West Savannah J, Boehning Darren, Akimzhanov Askar M
Department of Biochemistry and Molecular Biology, McGovern Medical School, University of Texas Health Science Center at Houston, Houston, TX, United States.
MD Anderson Cancer Center and University of Texas Health Science at Houston Graduate School, Houston, TX, United States.
Front Physiol. 2022 Nov 16;13:1040968. doi: 10.3389/fphys.2022.1040968. eCollection 2022.

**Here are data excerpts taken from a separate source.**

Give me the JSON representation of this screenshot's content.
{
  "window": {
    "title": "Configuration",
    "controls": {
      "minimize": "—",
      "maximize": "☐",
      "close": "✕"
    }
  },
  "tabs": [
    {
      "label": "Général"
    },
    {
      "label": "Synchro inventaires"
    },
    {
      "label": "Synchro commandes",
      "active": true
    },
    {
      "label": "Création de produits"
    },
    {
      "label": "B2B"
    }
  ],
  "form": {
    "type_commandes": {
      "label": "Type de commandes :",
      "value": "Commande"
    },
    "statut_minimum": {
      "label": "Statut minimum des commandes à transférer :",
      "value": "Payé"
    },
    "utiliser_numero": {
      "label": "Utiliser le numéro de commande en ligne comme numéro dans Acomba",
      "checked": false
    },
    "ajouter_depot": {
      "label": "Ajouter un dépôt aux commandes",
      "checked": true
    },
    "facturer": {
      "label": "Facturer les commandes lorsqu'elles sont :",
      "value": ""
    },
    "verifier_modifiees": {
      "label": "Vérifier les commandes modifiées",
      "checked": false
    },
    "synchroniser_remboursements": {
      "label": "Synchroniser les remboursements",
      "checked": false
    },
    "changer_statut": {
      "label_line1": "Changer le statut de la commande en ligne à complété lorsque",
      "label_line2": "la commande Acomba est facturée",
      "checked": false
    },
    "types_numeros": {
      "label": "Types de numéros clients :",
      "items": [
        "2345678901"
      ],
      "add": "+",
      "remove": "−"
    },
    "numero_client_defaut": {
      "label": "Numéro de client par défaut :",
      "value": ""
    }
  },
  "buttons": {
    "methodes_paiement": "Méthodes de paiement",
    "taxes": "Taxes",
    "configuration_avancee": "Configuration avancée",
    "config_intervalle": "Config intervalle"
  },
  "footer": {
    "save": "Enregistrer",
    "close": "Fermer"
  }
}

S-acylation, the reversible lipidation of free cysteine residues with long-chain fatty acids, is a highly dynamic post-translational protein modification that has recently emerged as an important regulator of the T cell function. The reversible nature of S-acylation sets this modification apart from other forms of protein lipidation and allows it to play a unique role in intracellular signal transduction. In recent years, a significant number of T cell proteins, including receptors, enzymes, ion channels, and adaptor proteins, were identified as S-acylated. It has been shown that S-acylation critically contributes to their function by regulating protein localization, stability and protein-protein interactions. Furthermore, it has been demonstrated that zDHHC protein acyltransferases, the family of enzymes mediating this modification, also play a prominent role in T cell activation and differentiation. In this review, we aim to highlight the diversity of proteins undergoing S-acylation in T cells, elucidate the mechanisms by which reversible lipidation can impact protein function, and introduce protein acyltransferases as a novel class of regulatory T cell proteins.
S-酰化作用是指游离半胱氨酸残基与长链脂肪酸发生的可逆脂化反应,是一种高度动态的翻译后蛋白质修饰,最近已成为T细胞功能的重要调节因子。S-酰化作用的可逆性使其与其他形式的蛋白质脂化作用有所不同,并使其能够在细胞内信号转导中发挥独特作用。近年来,大量T细胞蛋白,包括受体、酶、离子通道和衔接蛋白,被鉴定为发生了S-酰化。研究表明,S-酰化通过调节蛋白质定位、稳定性和蛋白质-蛋白质相互作用,对其功能起着至关重要的作用。此外,已经证明,介导这种修饰的酶家族——zDHHC蛋白酰基转移酶,在T细胞活化和分化中也起着重要作用。在这篇综述中,我们旨在强调T细胞中发生S-酰化的蛋白质的多样性,阐明可逆脂化影响蛋白质功能的机制,并介绍蛋白酰基转移酶作为一类新型的调节性T细胞蛋白。